The Editions have become an integral part of the display. How do they dialogue with the bookshop’s publishing heritage and with those who encounter them?
Book covers are the most beautiful splash of colour and warmth a wall can have. I think of the Pantone tones of Adelphi, the white of Einaudi—just to name two. The Editions, displayed on tables inside the bookshop and in the shop windows, feel like three-dimensional projections of the books’ contents.
This project is also part of the Being Mutina initiative, which explores new ways of connecting space, art and culture. What was your experience, and what did it mean to have Luxemburg engage with this broader vision?
I had the immense pleasure of discovering the Being Mutina project during the Salone del Mobile. Like Alice in Carroll’s novel, I felt as though I had fallen into a new dimension. The explosion of a photographic image into space. For us, Luxemburg is the first room in the Being Mutina project.
What are the main challenges of designing a cultural space that is also a place for connection and encounter?

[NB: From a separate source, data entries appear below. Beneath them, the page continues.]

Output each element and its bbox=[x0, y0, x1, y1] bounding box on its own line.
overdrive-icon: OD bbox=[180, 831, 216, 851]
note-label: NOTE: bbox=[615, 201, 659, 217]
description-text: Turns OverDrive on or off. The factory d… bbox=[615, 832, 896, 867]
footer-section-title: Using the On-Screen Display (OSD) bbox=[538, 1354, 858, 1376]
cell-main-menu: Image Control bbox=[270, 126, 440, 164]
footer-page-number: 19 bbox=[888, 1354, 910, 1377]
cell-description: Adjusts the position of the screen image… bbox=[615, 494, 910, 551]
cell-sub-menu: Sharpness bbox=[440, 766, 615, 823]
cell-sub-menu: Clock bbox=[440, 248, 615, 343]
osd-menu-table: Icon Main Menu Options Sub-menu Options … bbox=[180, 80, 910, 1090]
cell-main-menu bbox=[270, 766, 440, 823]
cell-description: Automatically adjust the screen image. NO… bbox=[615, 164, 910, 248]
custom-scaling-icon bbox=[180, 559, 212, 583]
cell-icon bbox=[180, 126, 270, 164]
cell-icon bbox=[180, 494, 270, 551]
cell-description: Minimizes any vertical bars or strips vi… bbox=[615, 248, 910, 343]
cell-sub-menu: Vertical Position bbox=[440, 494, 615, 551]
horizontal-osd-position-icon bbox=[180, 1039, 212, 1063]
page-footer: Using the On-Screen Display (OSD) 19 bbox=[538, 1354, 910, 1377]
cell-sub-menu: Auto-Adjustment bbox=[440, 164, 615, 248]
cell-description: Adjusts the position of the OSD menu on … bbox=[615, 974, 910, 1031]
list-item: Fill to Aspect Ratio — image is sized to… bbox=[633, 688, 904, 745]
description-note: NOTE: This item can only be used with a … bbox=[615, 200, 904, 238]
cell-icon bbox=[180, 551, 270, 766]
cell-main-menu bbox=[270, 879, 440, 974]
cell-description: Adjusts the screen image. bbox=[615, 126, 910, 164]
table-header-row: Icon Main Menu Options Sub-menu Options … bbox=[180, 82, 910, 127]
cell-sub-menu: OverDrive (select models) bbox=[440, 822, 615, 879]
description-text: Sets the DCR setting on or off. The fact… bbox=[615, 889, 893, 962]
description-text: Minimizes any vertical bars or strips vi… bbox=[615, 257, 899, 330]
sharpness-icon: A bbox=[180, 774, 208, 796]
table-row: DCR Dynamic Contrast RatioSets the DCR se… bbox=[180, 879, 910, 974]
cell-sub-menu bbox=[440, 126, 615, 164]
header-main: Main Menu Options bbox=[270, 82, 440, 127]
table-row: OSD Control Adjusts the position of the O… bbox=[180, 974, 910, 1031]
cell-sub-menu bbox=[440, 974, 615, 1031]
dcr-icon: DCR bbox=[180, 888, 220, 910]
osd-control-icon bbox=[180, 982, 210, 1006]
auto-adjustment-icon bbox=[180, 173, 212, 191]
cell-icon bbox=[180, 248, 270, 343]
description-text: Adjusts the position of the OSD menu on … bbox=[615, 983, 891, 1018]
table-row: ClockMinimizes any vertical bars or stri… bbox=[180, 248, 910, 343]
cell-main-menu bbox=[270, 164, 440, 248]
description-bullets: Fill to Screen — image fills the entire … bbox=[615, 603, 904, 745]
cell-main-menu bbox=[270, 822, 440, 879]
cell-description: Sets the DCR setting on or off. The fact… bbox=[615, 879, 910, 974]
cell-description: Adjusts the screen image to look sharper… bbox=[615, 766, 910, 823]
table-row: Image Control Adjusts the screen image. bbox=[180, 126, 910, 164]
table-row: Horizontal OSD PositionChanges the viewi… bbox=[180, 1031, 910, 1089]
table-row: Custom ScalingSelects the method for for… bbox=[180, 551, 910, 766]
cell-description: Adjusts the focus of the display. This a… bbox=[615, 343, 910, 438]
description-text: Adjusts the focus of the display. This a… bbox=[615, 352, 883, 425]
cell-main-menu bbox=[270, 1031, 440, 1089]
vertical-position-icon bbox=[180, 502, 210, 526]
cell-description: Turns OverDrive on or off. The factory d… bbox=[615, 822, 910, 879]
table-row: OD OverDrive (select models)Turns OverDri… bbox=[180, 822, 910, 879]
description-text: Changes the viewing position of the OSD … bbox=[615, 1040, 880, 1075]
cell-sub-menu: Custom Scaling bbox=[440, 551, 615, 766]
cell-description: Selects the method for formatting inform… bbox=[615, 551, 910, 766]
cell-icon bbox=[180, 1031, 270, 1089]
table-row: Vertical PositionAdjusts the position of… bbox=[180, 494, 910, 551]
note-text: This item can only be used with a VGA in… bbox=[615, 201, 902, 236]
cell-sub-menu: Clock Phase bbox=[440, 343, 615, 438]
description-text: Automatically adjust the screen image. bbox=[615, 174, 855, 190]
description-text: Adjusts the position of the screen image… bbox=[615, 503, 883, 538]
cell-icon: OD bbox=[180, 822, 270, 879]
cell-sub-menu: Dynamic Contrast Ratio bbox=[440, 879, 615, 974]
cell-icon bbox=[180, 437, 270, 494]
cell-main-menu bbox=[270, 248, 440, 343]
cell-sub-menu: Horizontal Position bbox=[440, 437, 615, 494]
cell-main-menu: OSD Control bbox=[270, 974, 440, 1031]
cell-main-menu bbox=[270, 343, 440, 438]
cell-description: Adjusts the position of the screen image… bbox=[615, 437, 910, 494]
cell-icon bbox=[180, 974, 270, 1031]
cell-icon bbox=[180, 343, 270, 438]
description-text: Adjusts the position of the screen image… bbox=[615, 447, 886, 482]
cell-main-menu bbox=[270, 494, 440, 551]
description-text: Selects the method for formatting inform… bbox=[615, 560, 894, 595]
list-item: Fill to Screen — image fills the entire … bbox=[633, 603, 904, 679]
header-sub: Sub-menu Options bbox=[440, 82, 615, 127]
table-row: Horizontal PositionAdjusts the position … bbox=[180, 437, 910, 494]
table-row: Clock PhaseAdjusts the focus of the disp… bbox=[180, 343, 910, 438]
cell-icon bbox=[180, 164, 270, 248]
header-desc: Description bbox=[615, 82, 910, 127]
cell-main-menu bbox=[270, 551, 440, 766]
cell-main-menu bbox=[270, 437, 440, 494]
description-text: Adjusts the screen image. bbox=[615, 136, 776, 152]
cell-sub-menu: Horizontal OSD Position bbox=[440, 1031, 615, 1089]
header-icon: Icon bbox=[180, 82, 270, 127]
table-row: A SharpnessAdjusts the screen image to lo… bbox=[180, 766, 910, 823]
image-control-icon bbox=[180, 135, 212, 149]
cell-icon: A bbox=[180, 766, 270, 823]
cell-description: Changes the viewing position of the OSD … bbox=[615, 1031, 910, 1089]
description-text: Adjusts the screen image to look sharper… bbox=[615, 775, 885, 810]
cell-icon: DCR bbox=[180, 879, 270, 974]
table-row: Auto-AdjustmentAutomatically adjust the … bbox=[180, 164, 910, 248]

Over the past twenty years, our society has been constantly thrown forward like a marble flung by a slingshot. A bookshop, unlike theatres or libraries, is a cultural outpost with a strong commercial identity as well. This changes everything, especially in the age of online shopping.
A bookshop, like a small village bar where people meet to play cards or bowls, to have a glass of wine or chat about life, must be a place of passage. A decompression chamber from what weighs us down. A place one can stop by every day—not always to buy a book, but to talk, to leave having gained something emotionally or humanly. A place to meet readers and writers—and then share a coffee or a glass of wine. Thanks to Mutina, we even have our own small kitchen with a terrace—the smallest café on the square: twelve square metres of welcoming beauty.
What is, in your view, ceramics’ artistic and design potential today?
It is a potential for unity and communion. Ceramics is matter in its most elegant attire—matter becoming art. At the same time, art finds in ceramics its materiality and everyday beauty. In today’s overwhelming contemporary art world, ceramics offer an accessible expression that can reach a wider public.
How do you imagine the future of Luxemburg?
To answer that question, I can’t seem to find the right words—but I smile. A smile that contains everything.